The Good Fortune Of Ageing
by Thrangu Rinpoche
If we consider it carefully, being able to live into old age
is actually a remarkably fortunate thing. If we had died while we
were young, we wouldn’t have had the chance to grow old.
Presently, in the 21st century, many countries have ageing societies and an increase in older members in the population. Although it is true that older people’s thinking differs from the rest of the population, it would be quite pointless to believe that we are no longer useful and just feel sorry for ourselves. Why is this so? If we consider it carefully, being able to live into old age is actually a remarkably fortunate thing. If we had died while we were young, we wouldn’t have had the chance to grow old.
NOW IS THE BEST TIME TO PRACTICE
We might not have had too much time to encounter the dharma and practice when we were younger. Perhaps we had to work hard to make a living and feed our families. Nevertheless, this period of toil has passed. Now that we are older and have retired, we have more opportunities to connect with and practice the dharma. We have more time to learn the dharma that benefits both current and future lifetimes. Thus, we need to really seize this opportunity and work hard at it. We can recite more prayers and do more good deeds, and especially practice the dharma diligently!
We should think about ageing in this positive way. If we examine our lives properly, we are not the only ones getting old; every single person in this world ages. It is an undeniable fact of life that we cannot change. Therefore, we need to make full use of this opportunity to practice the dharma. Doing so will definitely bring about results.

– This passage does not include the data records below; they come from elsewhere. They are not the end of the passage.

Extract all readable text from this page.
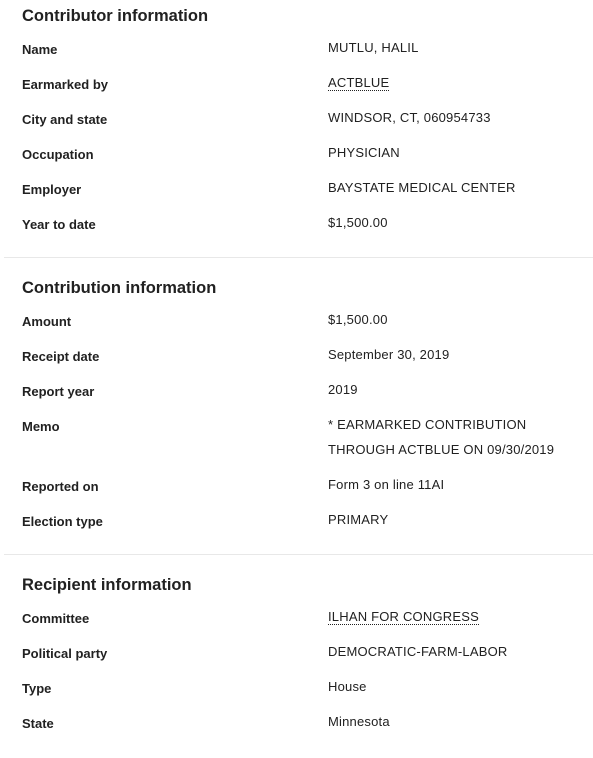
Contributor information
Name	MUTLU, HALIL
Earmarked by	ACTBLUE
City and state	WINDSOR, CT, 060954733
Occupation	PHYSICIAN
Employer	BAYSTATE MEDICAL CENTER
Year to date	$1,500.00
Contribution information
Amount	$1,500.00
Receipt date	September 30, 2019
Report year	2019
Memo	* EARMARKED CONTRIBUTION THROUGH ACTBLUE ON 09/30/2019
Reported on	Form 3 on line 11AI
Election type	PRIMARY
Recipient information
Committee	ILHAN FOR CONGRESS
Political party	DEMOCRATIC-FARM-LABOR
Type	House
State	Minnesota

EXPERIENCE IS THE MOST PRECIOUS ASSET
If you are older now, you have probably experienced many ups and downs and have some life experiences to share with younger people. You can tell them about your successes and failures and what attitudes they should take towards achievements and challenges. Remind them not to give in to jealousy and pride when they enjoy moments of success, and not to become devastated and succumb to life’s failures.
Encourage youth to really think for themselves. As an older person, it is your responsibility to share your precious experience. No matter if they take it to heart or not, based on a virtuous motivation, you have to share your experience with your children or other young people. View it as your responsibility to provide advice.

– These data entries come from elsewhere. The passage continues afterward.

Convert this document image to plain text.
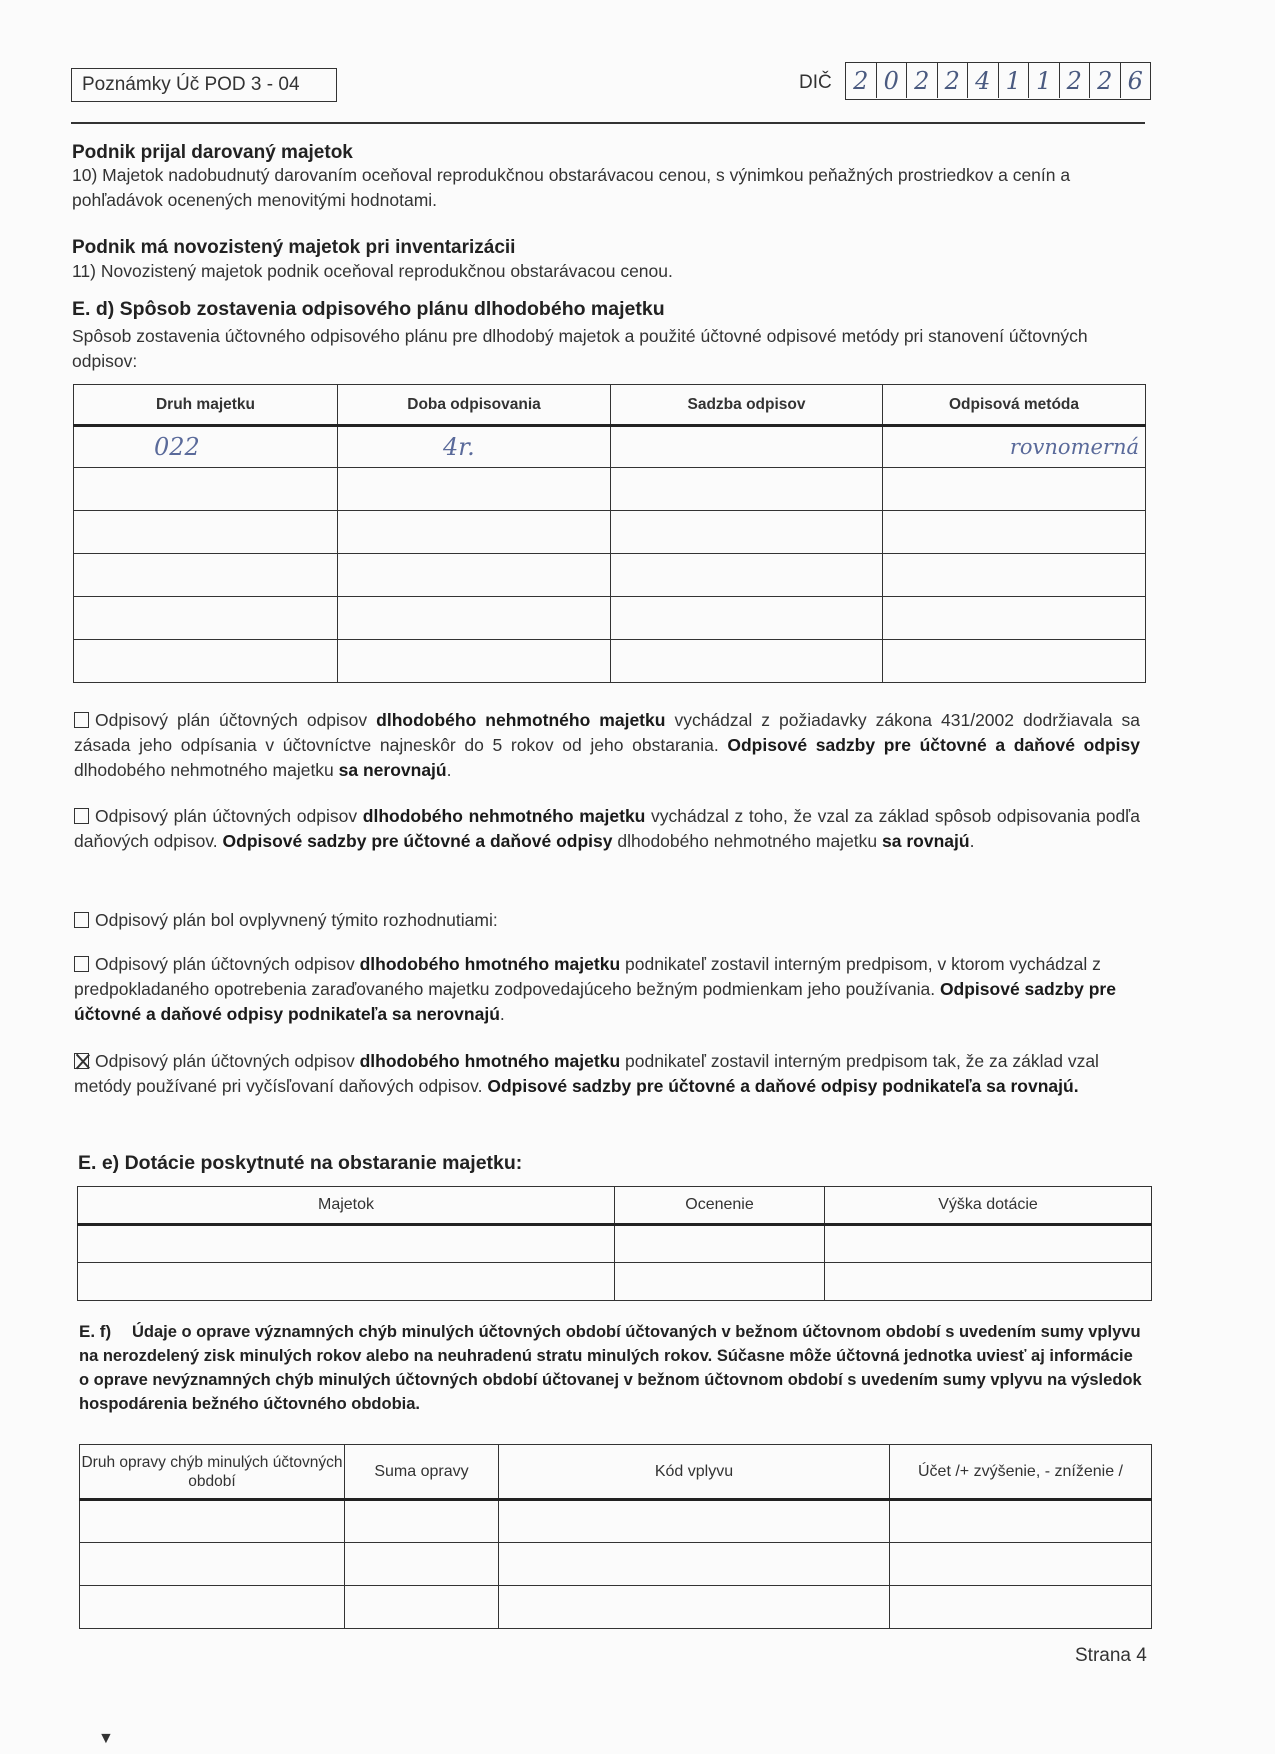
Poznámky Úč POD 3 - 04	DIČ 2 0 2 2 4 1 1 2 2 6
Podnik prijal darovaný majetok
10) Majetok nadobudnutý darovaním oceňoval reprodukčnou obstarávacou cenou, s výnimkou peňažných prostriedkov a cenín a pohľadávok ocenených menovitými hodnotami.
Podnik má novozistený majetok pri inventarizácii
11) Novozistený majetok podnik oceňoval reprodukčnou obstarávacou cenou.
E. d) Spôsob zostavenia odpisového plánu dlhodobého majetku
Spôsob zostavenia účtovného odpisového plánu pre dlhodobý majetok a použité účtovné odpisové metódy pri stanovení účtovných odpisov:
Druh majetku	Doba odpisovania	Sadzba odpisov	Odpisová metóda
022	4r.		rovnomerná

Odpisový plán účtovných odpisov dlhodobého nehmotného majetku vychádzal z požiadavky zákona 431/2002 dodržiavala sa zásada jeho odpísania v účtovníctve najneskôr do 5 rokov od jeho obstarania. Odpisové sadzby pre účtovné a daňové odpisy dlhodobého nehmotného majetku sa nerovnajú.
Odpisový plán účtovných odpisov dlhodobého nehmotného majetku vychádzal z toho, že vzal za základ spôsob odpisovania podľa daňových odpisov. Odpisové sadzby pre účtovné a daňové odpisy dlhodobého nehmotného majetku sa rovnajú.
Odpisový plán bol ovplyvnený týmito rozhodnutiami:
Odpisový plán účtovných odpisov dlhodobého hmotného majetku podnikateľ zostavil interným predpisom, v ktorom vychádzal z predpokladaného opotrebenia zaraďovaného majetku zodpovedajúceho bežným podmienkam jeho používania. Odpisové sadzby pre účtovné a daňové odpisy podnikateľa sa nerovnajú.
Odpisový plán účtovných odpisov dlhodobého hmotného majetku podnikateľ zostavil interným predpisom tak, že za základ vzal metódy používané pri vyčísľovaní daňových odpisov. Odpisové sadzby pre účtovné a daňové odpisy podnikateľa sa rovnajú.
E. e) Dotácie poskytnuté na obstaranie majetku:
Majetok	Ocenenie	Výška dotácie

E. f)	Údaje o oprave významných chýb minulých účtovných období účtovaných v bežnom účtovnom období s uvedením sumy vplyvu na nerozdelený zisk minulých rokov alebo na neuhradenú stratu minulých rokov. Súčasne môže účtovná jednotka uviesť aj informácie o oprave nevýznamných chýb minulých účtovných období účtovanej v bežnom účtovnom období s uvedením sumy vplyvu na výsledok hospodárenia bežného účtovného obdobia.
Druh opravy chýb minulých účtovných období	Suma opravy	Kód vplyvu	Účet /+ zvýšenie, - zníženie /

Strana 4
▼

Now that our worldly concerns in this life are coming to an end, we should be grateful for this invaluable chance to grow old. We should regard this as a wonderful thing and be joyful and happy. We are all similar in the fact that everyone in the world ages, so we should be grateful for being able to live to a ripe old age! Thinking like this is not only beneficial for our bodies, but it also allows us to feel more relaxed mentally. It has great benefits for both mind and body.
We should do prostrations or circumambulate stupas whenever we can. This is both a form of dharma practice and a type of physical exercise. If feelings of jealousy, pride, anger, or sadness arise, we must carefully examine them and realise their faults. We need to frequently remind ourselves how fortunate we are to have obtained a precious human body and to have engaged in the study of the dharma!